Sabtu, 3 Juli 2021 17:34

Pelaksanaan Vaksinasi Massal di Cimahi Menuai Sorotan

Reporter : Bubun Munawar
Warga antri Vaksinasi massal di Cimahi Technopark, Sabtu (26/6/2921(
Warga antri Vaksinasi massal di Cimahi Technopark, Sabtu (26/6/2021) [INews Jabar]

Limawaktu.id,- Mensikapi antusiasme masyarakat dalam mengikuti program vaksin massal di beberapa tempat, yang  mengakibatkan terciptanya kerumunan dan berpotensi menjadi pelanggaran pada protokol kesehatan, menuai sorotan LSM Kompas. Karenanya hal ini perlu dievaluasi oleh pihak penyelenggara.

Ketua Umum LSM Kompas Fajar Budhi Wibowo mengungkapkan, Niat yang baik hendaklah diimbangi dengan pengaturan yang baik pula. Perlu adanya langkah alternatif yang dilakukan oleh penyelenggara, agar program dapat terlaksana dengan baik namun tidak menimbulkan permasalahan yang baru.

“Menilik dari kenyataan yang ada, apakah dibenarkan kerumunan yang tercipta pada tempat-tempat vaksin massal? Contoh misalnya yang terjadi berulang-ulang di Technopark Cimahi,“ ungkapnya, Sabtu (3/7/2021).

Menurutnya, Yang divaksin harus tetap mematuhi protokol kesehatan. Terlebih hari ini adalah hari pertama dimulainya PPKM Darurat, masa masyarakat diberikan teladan yang kurang baik. Jangan sampai nanti ada istilah timbul Cluster Kerumunan Vaksin, maukah penyelenggara dipersalahkan ?

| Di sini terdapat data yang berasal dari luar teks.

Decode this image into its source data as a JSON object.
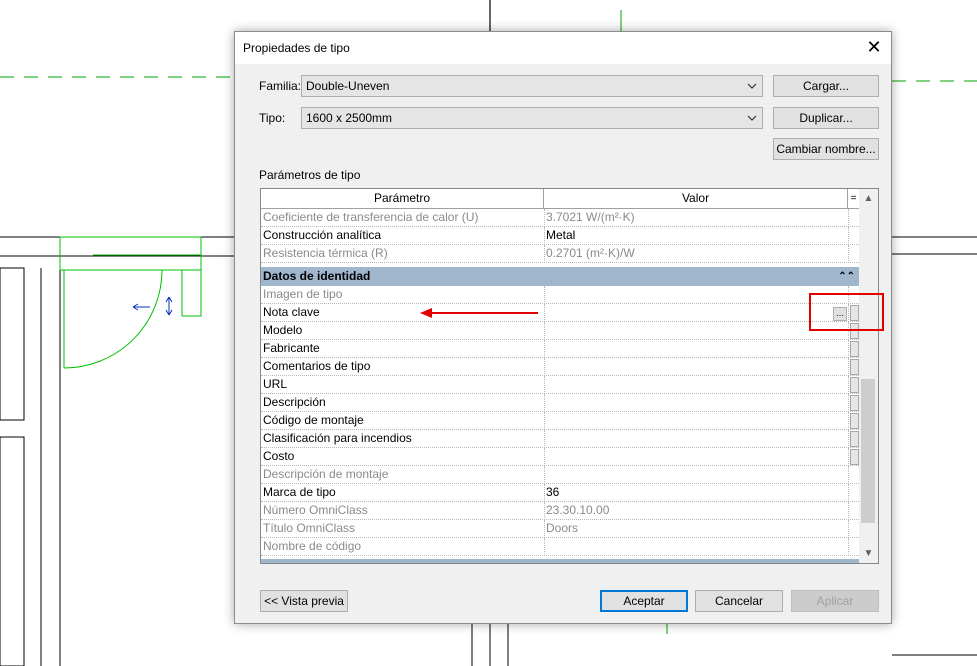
{
  "dialog": {
    "title": "Propiedades de tipo",
    "familia_label": "Familia:",
    "familia_value": "Double-Uneven",
    "tipo_label": "Tipo:",
    "tipo_value": "1600 x 2500mm",
    "buttons": {
      "cargar": "Cargar...",
      "duplicar": "Duplicar...",
      "cambiar_nombre": "Cambiar nombre..."
    },
    "params_label": "Parámetros de tipo",
    "grid": {
      "headers": {
        "param": "Parámetro",
        "value": "Valor",
        "extra": "="
      },
      "rows_top": [
        {
          "k": "Coeficiente de transferencia de calor (U)",
          "v": "3.7021 W/(m²·K)",
          "ro": true
        },
        {
          "k": "Construcción analítica",
          "v": "Metal",
          "ro": false
        },
        {
          "k": "Resistencia térmica (R)",
          "v": "0.2701 (m²·K)/W",
          "ro": true
        }
      ],
      "group": {
        "label": "Datos de identidad",
        "collapse": "⌃⌃"
      },
      "rows": [
        {
          "k": "Imagen de tipo",
          "v": "",
          "ro": true
        },
        {
          "k": "Nota clave",
          "v": "",
          "ro": false
        },
        {
          "k": "Modelo",
          "v": "",
          "ro": false
        },
        {
          "k": "Fabricante",
          "v": "",
          "ro": false
        },
        {
          "k": "Comentarios de tipo",
          "v": "",
          "ro": false
        },
        {
          "k": "URL",
          "v": "",
          "ro": false
        },
        {
          "k": "Descripción",
          "v": "",
          "ro": false
        },
        {
          "k": "Código de montaje",
          "v": "",
          "ro": false
        },
        {
          "k": "Clasificación para incendios",
          "v": "",
          "ro": false
        },
        {
          "k": "Costo",
          "v": "",
          "ro": false
        },
        {
          "k": "Descripción de montaje",
          "v": "",
          "ro": true
        },
        {
          "k": "Marca de tipo",
          "v": "36",
          "ro": false
        },
        {
          "k": "Número OmniClass",
          "v": "23.30.10.00",
          "ro": true
        },
        {
          "k": "Título OmniClass",
          "v": "Doors",
          "ro": true
        },
        {
          "k": "Nombre de código",
          "v": "",
          "ro": true
        }
      ],
      "ellipsis": "..."
    },
    "footer": {
      "preview": "<< Vista previa",
      "aceptar": "Aceptar",
      "cancelar": "Cancelar",
      "aplicar": "Aplicar"
    }
  },
  "colors": {
    "annotation_red": "#e00000",
    "cad_green": "#00b000",
    "group_band": "#9fb6cd"
  }
}
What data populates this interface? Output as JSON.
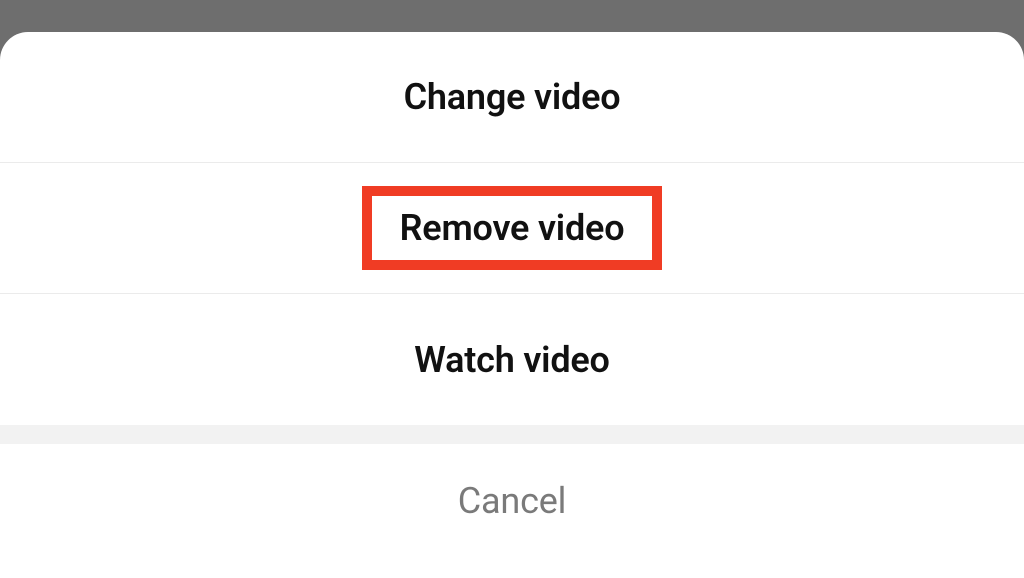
{
  "sheet": {
    "options": [
      {
        "label": "Change video"
      },
      {
        "label": "Remove video"
      },
      {
        "label": "Watch video"
      }
    ],
    "cancel_label": "Cancel"
  },
  "highlight": {
    "color": "#f03c24",
    "target_index": 1
  }
}
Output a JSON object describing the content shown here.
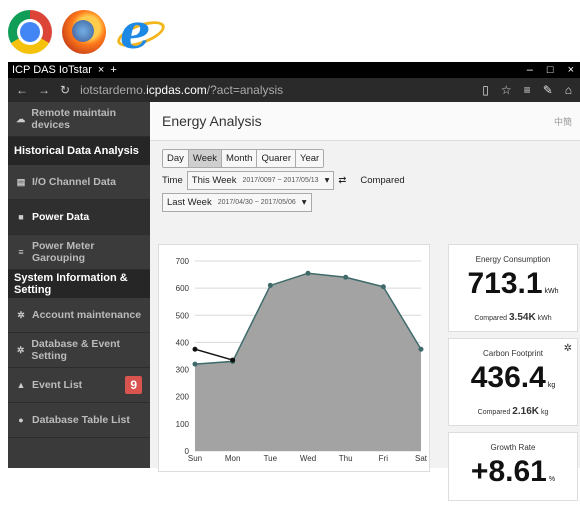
{
  "browser": {
    "tab_title": "ICP DAS IoTstar",
    "tab_close": "×",
    "tab_new": "+",
    "url_prefix": "iotstardemo.",
    "url_domain": "icpdas.com",
    "url_suffix": "/?act=analysis"
  },
  "sidebar": {
    "items_top": [
      {
        "label": "Remote maintain devices",
        "icon": "cloud-icon"
      }
    ],
    "section1": "Historical Data Analysis",
    "section1_items": [
      {
        "label": "I/O Channel Data",
        "icon": "io-icon",
        "active": false
      },
      {
        "label": "Power Data",
        "icon": "power-icon",
        "active": true
      },
      {
        "label": "Power Meter Garouping",
        "icon": "list-icon",
        "active": false
      }
    ],
    "section2": "System Information & Setting",
    "section2_items": [
      {
        "label": "Account maintenance",
        "icon": "gear-icon"
      },
      {
        "label": "Database & Event Setting",
        "icon": "gear-icon"
      },
      {
        "label": "Event List",
        "icon": "bell-icon",
        "badge": "9"
      },
      {
        "label": "Database Table List",
        "icon": "info-icon"
      }
    ]
  },
  "main": {
    "title": "Energy Analysis",
    "lang": "中簡",
    "period_buttons": [
      "Day",
      "Week",
      "Month",
      "Quarer",
      "Year"
    ],
    "time_label": "Time",
    "this_week_label": "This Week",
    "this_week_range": "2017/0097 ~ 2017/05/13",
    "compared_label": "Compared",
    "last_week_label": "Last Week",
    "last_week_range": "2017/04/30 ~ 2017/05/06"
  },
  "kpis": [
    {
      "title": "Energy Consumption",
      "value": "713.1",
      "unit": "kWh",
      "compared_label": "Compared",
      "compared_value": "3.54K",
      "compared_unit": "kWh"
    },
    {
      "title": "Carbon Footprint",
      "value": "436.4",
      "unit": "kg",
      "compared_label": "Compared",
      "compared_value": "2.16K",
      "compared_unit": "kg"
    },
    {
      "title": "Growth Rate",
      "value": "+8.61",
      "unit": "%"
    }
  ],
  "chart_data": {
    "type": "area",
    "categories": [
      "Sun",
      "Mon",
      "Tue",
      "Wed",
      "Thu",
      "Fri",
      "Sat"
    ],
    "ylim": [
      0,
      700
    ],
    "yticks": [
      0,
      100,
      200,
      300,
      400,
      500,
      600,
      700
    ],
    "series": [
      {
        "values": [
          320,
          330,
          610,
          655,
          640,
          605,
          375
        ]
      },
      {
        "values": [
          375,
          335
        ]
      }
    ]
  }
}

Seharusnya sudah terantisipasi akan seperti apa, bila berkaca pada penyelenggaraan-penyelenggaraan sebelumnya. Pemerintah Kota, Satgas Covid dan penyelenggara harus benar-benar memikirkan kembali langkah-langkah alternatif agar tidak berulang menimbulkan kerumunan yang sepertinya bisa dikatakan nyaris tidak terkendali.

“Karena vaksin ini penting, saya menyarankan, bagaiman bila penyelenggaraan vaksin massal di cimahi dilakukan secara door to door saja, atau dilakukan seperti halnya posyandu/posbindu, diselenggarakan per RW, biasanya ada 2 sampai 3 tempat di setiap RW,” ujarnya.

Sebelumnya, Pelaksana tugas (plt) Wali Kota Cimahi Ngatiyana mengatakan, vaksinasi yang dilakukan kali ini sebagai ihtiar untuk menekan kasus Covid-19. Dia pun mengakui jika animo masyarakat Cimahi yang ingin mengikuti Vaksinasi Massal ini sangat tinggi. 

"Animonya memang tinggi, buktinya pendaftaran kan online tapi tetap membludak," katanya, Sabtu (26/6/2021).

Menurut Ngatiyana, progres vaksinasi Covid-19 di Cimahi memang masih kecil. Secara keseluruhan persentasenya baru menyentuh angka sekitar 13 persen dari total penduduk Kota Cimahi sekitar 600.000 jiwa

 "Warga yang belum divaksin masih banyak, makanya kita ingin setiap hari ada yang divaksinasi 1.000 sampai 2.000 orang," jelasnya.